Die ‘beweringen’ H en D zijn proposities, formules in een of andere formele taal, die een ‘waarheidswaarde’ (waar of onwaar) kunnen hebben. P staat voor probability, een functie die aan de term een getalwaarde toekent. De waarde P(H|D) staat voor de een voor de kans dat de gebeurtenis H het geval is, wanneer D het geval is, voor de ander staat deze voor de mate waarin iemand gelooft dat H het geval is wanneer deze weet dat D waar is. Hoe groter de waarde P(H|D) hoe groter het geloof in de bewering H, gegeven dat D waar is. P(H|D) is voor Bayesianen een kwantitatief model voor een ‘belief state’, de ‘geloofstoestand’ van een subject.

Bayes’ regel zegt:

P(H|D en X) = P(D|H en X) . [ P(H| X) / P(D|X) ]

Wanneer P(H|X) bijvoorbeeld de kans is dat je corona hebt, gegeven dat X geldt (X is bijvoorbeeld dat je reukverlies hebt) en de data D staat voor de uitslag van een corona-test dan zegt deze formule dat je de a posteriori kans P(H|D en X) dat je corona hebt, gegeven de test-uitslag, gelijk is aan de a priori kans dat je corona hebt P(H|X) vermenigvuldigd met de kans P(D | H en X), dat is de kans dat de testuitslag D voorkomt als je corona hebt en aan eigenschappen X voldoet, gedeeld door de a priori kans op de test uitslag P(D|X).

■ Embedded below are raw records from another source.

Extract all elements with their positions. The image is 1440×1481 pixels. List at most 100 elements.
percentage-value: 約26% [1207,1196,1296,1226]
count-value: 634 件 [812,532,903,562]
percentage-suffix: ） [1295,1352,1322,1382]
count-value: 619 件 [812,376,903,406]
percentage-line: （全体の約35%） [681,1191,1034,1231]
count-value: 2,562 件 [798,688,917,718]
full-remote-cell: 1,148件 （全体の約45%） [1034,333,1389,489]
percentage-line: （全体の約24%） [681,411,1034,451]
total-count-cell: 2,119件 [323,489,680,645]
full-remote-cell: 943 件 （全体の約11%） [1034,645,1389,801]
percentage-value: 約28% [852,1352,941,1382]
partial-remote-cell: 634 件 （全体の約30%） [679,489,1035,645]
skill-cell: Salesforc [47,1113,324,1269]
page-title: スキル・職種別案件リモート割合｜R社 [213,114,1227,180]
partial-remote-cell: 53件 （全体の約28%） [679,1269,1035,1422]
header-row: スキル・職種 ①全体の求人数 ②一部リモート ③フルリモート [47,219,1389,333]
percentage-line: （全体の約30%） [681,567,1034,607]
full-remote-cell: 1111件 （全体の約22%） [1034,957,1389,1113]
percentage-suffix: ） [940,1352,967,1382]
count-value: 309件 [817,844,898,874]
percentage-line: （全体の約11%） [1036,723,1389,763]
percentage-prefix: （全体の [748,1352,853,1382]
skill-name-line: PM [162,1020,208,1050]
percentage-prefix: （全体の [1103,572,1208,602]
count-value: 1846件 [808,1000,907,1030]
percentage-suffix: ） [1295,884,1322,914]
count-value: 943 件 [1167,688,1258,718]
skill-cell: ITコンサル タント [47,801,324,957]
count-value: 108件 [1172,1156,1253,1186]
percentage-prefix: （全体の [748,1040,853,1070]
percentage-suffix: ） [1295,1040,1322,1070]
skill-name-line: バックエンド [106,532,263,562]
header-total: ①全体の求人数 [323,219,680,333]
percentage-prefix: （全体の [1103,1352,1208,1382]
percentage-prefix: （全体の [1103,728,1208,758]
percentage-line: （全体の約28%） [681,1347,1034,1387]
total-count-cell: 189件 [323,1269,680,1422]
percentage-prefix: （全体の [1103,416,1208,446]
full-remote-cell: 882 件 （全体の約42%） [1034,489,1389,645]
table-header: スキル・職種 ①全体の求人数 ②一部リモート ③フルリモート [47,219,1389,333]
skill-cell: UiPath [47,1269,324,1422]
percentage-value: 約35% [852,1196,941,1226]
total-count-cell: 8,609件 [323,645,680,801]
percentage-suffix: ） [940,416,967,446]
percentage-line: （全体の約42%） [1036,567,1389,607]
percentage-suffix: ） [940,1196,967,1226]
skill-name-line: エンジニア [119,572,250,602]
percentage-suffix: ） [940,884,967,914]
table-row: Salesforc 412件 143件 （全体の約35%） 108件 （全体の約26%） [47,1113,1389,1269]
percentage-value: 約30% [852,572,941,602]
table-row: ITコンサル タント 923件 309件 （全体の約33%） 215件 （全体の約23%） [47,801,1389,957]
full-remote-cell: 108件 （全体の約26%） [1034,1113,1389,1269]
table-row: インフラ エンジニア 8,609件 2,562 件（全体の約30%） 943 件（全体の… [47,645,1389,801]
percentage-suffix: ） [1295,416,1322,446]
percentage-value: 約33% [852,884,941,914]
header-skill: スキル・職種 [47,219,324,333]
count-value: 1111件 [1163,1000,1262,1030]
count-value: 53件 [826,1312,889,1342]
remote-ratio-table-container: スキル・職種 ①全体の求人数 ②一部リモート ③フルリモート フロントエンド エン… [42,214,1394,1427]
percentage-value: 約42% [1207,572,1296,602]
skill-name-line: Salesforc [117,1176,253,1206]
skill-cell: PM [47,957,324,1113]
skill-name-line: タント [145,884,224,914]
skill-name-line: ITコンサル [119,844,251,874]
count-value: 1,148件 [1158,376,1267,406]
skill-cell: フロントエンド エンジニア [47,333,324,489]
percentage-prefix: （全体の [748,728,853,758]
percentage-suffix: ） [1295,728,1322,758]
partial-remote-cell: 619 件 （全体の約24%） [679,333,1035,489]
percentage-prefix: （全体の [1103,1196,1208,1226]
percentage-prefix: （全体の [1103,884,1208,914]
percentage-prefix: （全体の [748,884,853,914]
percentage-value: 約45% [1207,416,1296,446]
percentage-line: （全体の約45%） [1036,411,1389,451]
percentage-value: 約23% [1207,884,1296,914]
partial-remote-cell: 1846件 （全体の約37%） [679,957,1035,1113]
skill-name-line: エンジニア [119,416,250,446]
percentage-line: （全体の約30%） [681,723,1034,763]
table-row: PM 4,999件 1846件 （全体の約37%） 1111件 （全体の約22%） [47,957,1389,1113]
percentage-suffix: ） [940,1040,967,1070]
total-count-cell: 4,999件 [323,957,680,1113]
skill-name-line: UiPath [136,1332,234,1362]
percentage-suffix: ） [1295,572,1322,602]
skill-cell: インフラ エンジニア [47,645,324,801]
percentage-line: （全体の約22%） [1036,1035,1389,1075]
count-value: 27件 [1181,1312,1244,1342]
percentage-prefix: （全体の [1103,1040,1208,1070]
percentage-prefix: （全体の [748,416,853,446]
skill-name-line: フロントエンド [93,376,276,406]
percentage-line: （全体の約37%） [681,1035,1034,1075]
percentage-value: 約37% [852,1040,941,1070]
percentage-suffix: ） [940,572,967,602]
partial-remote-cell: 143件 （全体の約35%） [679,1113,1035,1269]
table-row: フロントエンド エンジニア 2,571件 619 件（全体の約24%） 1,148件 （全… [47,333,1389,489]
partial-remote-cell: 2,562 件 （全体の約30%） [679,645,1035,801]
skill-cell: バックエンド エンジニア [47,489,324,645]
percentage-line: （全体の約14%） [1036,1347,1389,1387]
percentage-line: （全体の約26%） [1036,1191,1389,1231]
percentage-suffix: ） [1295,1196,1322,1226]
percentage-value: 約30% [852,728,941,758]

“How much evidence would it take to bring your state of belief up to the place where you felt very perplexed and unsure about it.” Ofwel: wanneer, op grond van hoeveel nieuwe feiten, ga je twijfelen aan een zeker ‘geloof’ (belief) waar je aan gehecht bent?

Deze kwestie beschouwt de fysicus E.T Jaynes (1922-1998) in het hoofdstuk “Queer uses for probability theory” van zijn standaardwerk Probability Theory, The Logic of Science (postuum verschenen in 2003). Daarin toont hij aan hoe we met behulp van de Bayesiaanse logica (kansrekening gebaseerd op het theorema van Bayes) in staat zijn uit te rekenen onder welke voorwaarden het voorkomt dat dezelfde nieuwe informatie voor twee mensen met tegengestelde standpunten over een bepaalde kwestie als bewijsmateriaal voor hun standpunt kan worden opgevat. Essentieel in zijn logisch model is dat informatie door de ontvanger wordt gezien als al dan niet betrouwbaar afhankelijk van de informatiebron. Nieuwe informatie kan mensen met verschillende opvattingen zowel bij elkaar brengen als uit elkaar drijven. (zie sectie 5.3 in Jaynes 2003).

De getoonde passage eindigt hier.